Felicia and her husband had been living apart for four years. She was in the Dominican Republic with their three children and he was in New York City, working and saving money to bring his wife and children to the United States. In the Dominican Republic, he had not been abusive. During their time apart, he never missed a weekly phone call and always sent his wife money to live on. But when she arrived in the United States with the kids, everything changed.
(translated from Spanish)
When I arrived from the Dominican Republic, I discovered that my husband had an alcohol problem. At first we argued constantly. Then he started verbally abusing me and then physically abusing me. But the decision to leave home isn't made in a minute, especially if you don't have anywhere else to go. I knew I had to leave the day my husband got drunk and threatened me with a knife.
I spoke to a counselor at my son's school and told her what was happening to me. I'd been in the United States less than a year. I didn't know anybody and I didn't have plane fare for myself and my kids. The counselor told me about Safe Horizon.
Safe Horizon sent a taxi to take me to their office. There, I met my counselor, Carmen, and she arranged for us to come to Mrs. O'Connor's house. We moved here that same day and have been here for four months. It's good to be here. Mrs. O'Connor is a great lady and it's good to feel safe. It's hard for us to communicate. She speaks only a little Spanish and I speak no English. Her son speaks Spanish so he helps us a lot. And Carmen comes over to make sure that I have everything I need.

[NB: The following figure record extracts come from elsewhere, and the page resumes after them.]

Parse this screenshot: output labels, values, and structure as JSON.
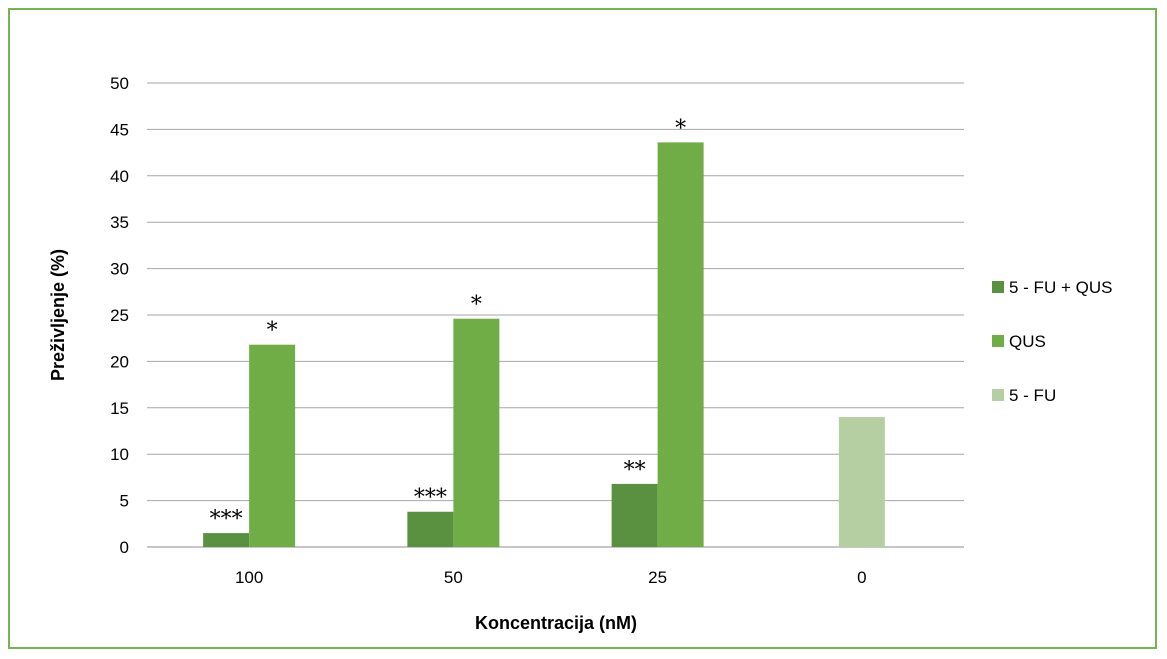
{
  "chart_data": {
    "type": "bar",
    "title": "",
    "xlabel": "Koncentracija (nM)",
    "ylabel": "Preživljenje (%)",
    "categories": [
      "100",
      "50",
      "25",
      "0"
    ],
    "ylim": [
      0,
      50
    ],
    "yticks": [
      "0",
      "5",
      "10",
      "15",
      "20",
      "25",
      "30",
      "35",
      "40",
      "45",
      "50"
    ],
    "grid": true,
    "legend_position": "right",
    "series": [
      {
        "name": "5 - FU + QUS",
        "color": "#5a9140",
        "values": [
          1.5,
          3.8,
          6.8,
          null
        ],
        "annotations": [
          "***",
          "***",
          "**",
          ""
        ]
      },
      {
        "name": "QUS",
        "color": "#70ad47",
        "values": [
          21.8,
          24.6,
          43.6,
          null
        ],
        "annotations": [
          "*",
          "*",
          "*",
          ""
        ]
      },
      {
        "name": "5 - FU",
        "color": "#b5cfa3",
        "values": [
          null,
          null,
          null,
          14.0
        ],
        "annotations": [
          "",
          "",
          "",
          ""
        ]
      }
    ]
  }
}
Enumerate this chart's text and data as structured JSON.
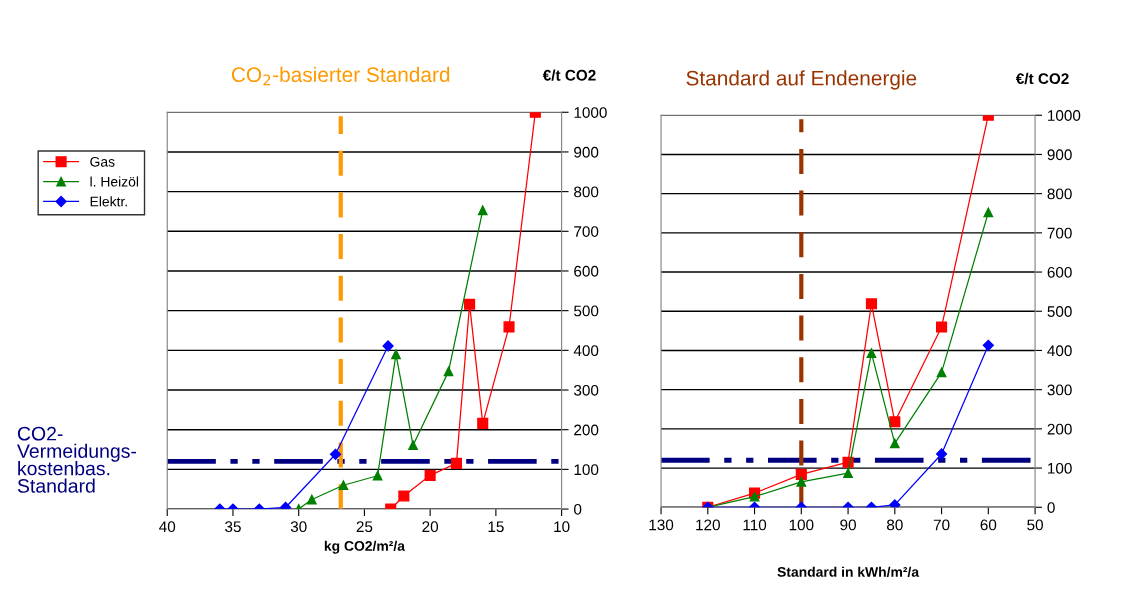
{
  "chart_data": [
    {
      "type": "line",
      "xlabel": "kg CO2/m²/a",
      "ylabel": "€/t CO2",
      "xlim": [
        40,
        10
      ],
      "xticks": [
        40,
        35,
        30,
        25,
        20,
        15,
        10
      ],
      "ylim": [
        0,
        1000
      ],
      "yticks": [
        0,
        100,
        200,
        300,
        400,
        500,
        600,
        700,
        800,
        900,
        1000
      ],
      "grid": "y",
      "legend": "left",
      "series": [
        {
          "name": "Gas",
          "color": "#ff0000",
          "marker": "square",
          "x": [
            23,
            22,
            20,
            18,
            17,
            16,
            14,
            12
          ],
          "values": [
            0,
            33,
            85,
            115,
            516,
            216,
            459,
            1000
          ]
        },
        {
          "name": "l. Heizöl",
          "color": "#008000",
          "marker": "triangle",
          "x": [
            30,
            29,
            26.6,
            24,
            22.6,
            21.3,
            18.6,
            16
          ],
          "values": [
            0,
            24,
            60,
            84,
            390,
            161,
            347,
            753
          ]
        },
        {
          "name": "Elektr.",
          "color": "#0000ff",
          "marker": "diamond",
          "x": [
            36,
            35,
            33,
            31,
            27.2,
            23.2
          ],
          "values": [
            0,
            0,
            0,
            4,
            138,
            411
          ]
        }
      ],
      "ref_lines": [
        {
          "axis": "y",
          "value": 120,
          "label": "CO2-\nVermeidungs-\nkostenbas.\nStandard",
          "color": "#000080",
          "line_style": "dashdotdot"
        },
        {
          "axis": "x",
          "value": 26.8,
          "label": "CO$_{2}$-basierter Standard",
          "color": "#ff9900",
          "line_style": "dashed"
        }
      ]
    },
    {
      "type": "line",
      "xlabel": "Standard in kWh/m²/a",
      "ylabel": "€/t CO2",
      "xlim": [
        130,
        50
      ],
      "xticks": [
        130,
        120,
        110,
        100,
        90,
        80,
        70,
        60,
        50
      ],
      "ylim": [
        0,
        1000
      ],
      "yticks": [
        0,
        100,
        200,
        300,
        400,
        500,
        600,
        700,
        800,
        900,
        1000
      ],
      "grid": "y",
      "series": [
        {
          "color": "#ff0000",
          "marker": "square",
          "x": [
            120,
            110,
            100,
            90,
            85,
            80,
            70,
            60
          ],
          "values": [
            0,
            36,
            84,
            115,
            519,
            218,
            460,
            1000
          ]
        },
        {
          "color": "#008000",
          "marker": "triangle",
          "x": [
            120,
            110,
            100,
            90,
            85,
            80,
            70,
            60
          ],
          "values": [
            0,
            27,
            65,
            87,
            393,
            163,
            344,
            752
          ]
        },
        {
          "color": "#0000ff",
          "marker": "diamond",
          "x": [
            120,
            110,
            100,
            90,
            85,
            80,
            70,
            60
          ],
          "values": [
            0,
            0,
            0,
            0,
            0,
            6,
            136,
            413
          ]
        }
      ],
      "ref_lines": [
        {
          "axis": "y",
          "value": 120,
          "color": "#000080",
          "line_style": "dashdotdot"
        },
        {
          "axis": "x",
          "value": 100,
          "label": "Standard auf Endenergie",
          "color": "#993300",
          "line_style": "dashed"
        }
      ]
    }
  ]
}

It's hardest on my kids. They don't understand a lot about the situation. They love their father. They miss him. That's natural. They aren't as free here as they were in their own home. But for the most part, they're doing fine.
I feel a lot better since I've been here. I go to group counseling at Safe Horizon and also meet with Carmen by myself. When my husband was abusing me, I felt I had no one to turn to. I felt useless and good for nothing. Now I don't feel that way. Listening to the experiences of other women, I realized I wasn't alone, that I wasn't solely responsible for my problems, and that problems have solutions. I feel good now, self-confident. Safe Horizon helped me get my Green Card and public assistance benefits. But I want to learn to speak English so that I'll be able to work. Next week we have an interview for a house in the projects and are hoping to move soon. But for now, we're fine here.
Before I left my husband, I thought about killing myself. All that stopped me was my kids. I'm sure there are other abused women who've had the same feeling; now I know there's another way. When I left my husband, I felt so bitter and angry at everyone. Safe Horizon helped me to let go of the anger and realize that not everyone is going to hurt me. Not everyone is alike.